1). The characteristics of the HCV-RNA+ve infants and their parents are described in Table 1. The rate of HCV-VT was higher for infants born to mothers with high HCV viremia (>600,000 IU/mL) than for infants born to mothers with low HCV viremia (<600,000; Table 2; P = 0.02). Neither gender, nor weight, nor viral genotype (genotype 1 versus genotype non-1), nor type of birth (cesarean versus noncesarean), nor breast-feeding were associated with increased risk of HCV-VT. None of the
infected infants were HCV-RNA-positive at birth and the mean age at the first HCV-RNA-positive result was 3.81 ± 0.91 months. The infected children presented a lower birth weight (nonsignificant) than that of the noninfected children. 37% of the noninfected children MAPK Inhibitor Library manufacturer presented ALT levels > 40 U/L whereas 68% of the infected infants had high levels of ALT (>40 U/L, P = 0.016). The study of risk factors for chronic infection was performed in HIV-negative mothers using a stored blood sample (Study Cohort, Fig. 1). Fourteen of the 22 HCV-VT-infected infants (64%) cleared the HCV virus spontaneously (transient viremia group) and eight infants (36%) had persistent infection (chronic group). The rate
of HCV chronic infection was higher among the infants with viral genotype 1 than among those with genotype non-1 (Table 3; P = 0.02).
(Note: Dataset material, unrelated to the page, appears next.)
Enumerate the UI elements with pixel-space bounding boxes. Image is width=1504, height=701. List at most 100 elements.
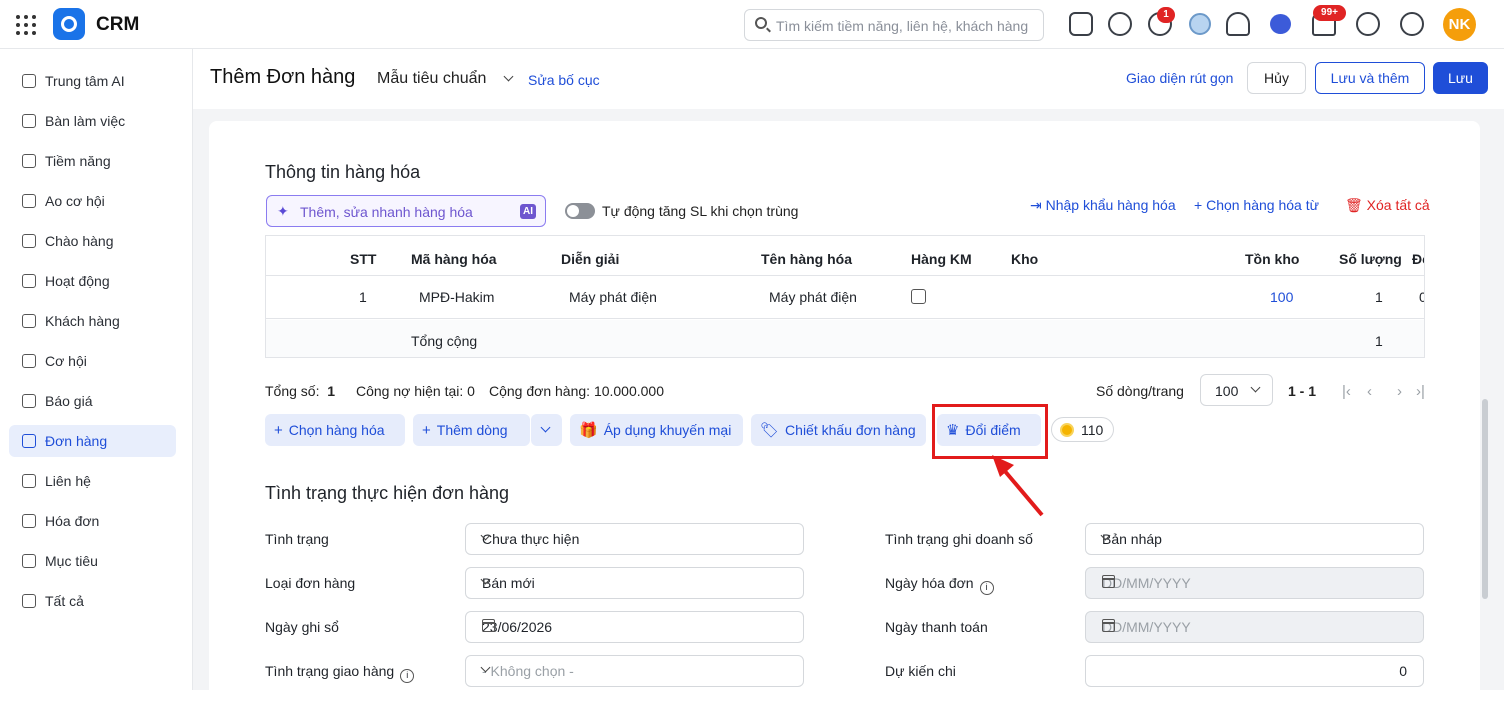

In fact, no chronic infection MK-2206 clinical trial was noted in the infants with genotype non-1 (n = 7, of whom six had genotype 3 and one had genotype 4), whereas only 1/9 infants with genotype non-1 in the general cohort had persistent infection at the end of the study (this infant was a boy whose mother was genotype 3 but HIV-positive). Neither gender, nor weight, nor the mother’s HCV viral load, nor the type of birth (cesarean versus noncesarean), nor breast-feeding were associated with increased GPX6 risk of HCV chronic infection among these infants.
Among the HCV chronic group of infants, the first HCV-RNA-positive result was recorded at a mean age of 2.33 ± 0.3 months, whereas the corresponding value for the transient viremia group was 4.15 ± 1.1 months (nonsignificant). Furthermore, the chronic HCV infants had a lower birth weight than did the transient viremia children (nonsignificant). In all, 50% of the infants with transient viremia presented ALT levels >40 U/L, whereas all the chronic infants presented ALT levels above 40 U/L (P = 0.02). This study was performed among the HIV-negative mothers using a stored blood sample (n = 105, Study Cohort; Fig. 1. In six mothers it was not possible to determine the IL28B polymorphism). Of the 31 mothers with IL28B CC polymorphism, 19 were HCV-RNA-positive (61%), whereas among the 68 mothers with non-CC polymorphism (CT or TT polymorphism), 56 were HCV-RNA-positive (82%). Accordingly, the mothers with non-CC IL28B polymorphism had a greater probability of being HCV-RNA-positive than did those with CC polymorphism (OR = 2.95; 95% CI: 1.1-7.7; P = 0.026).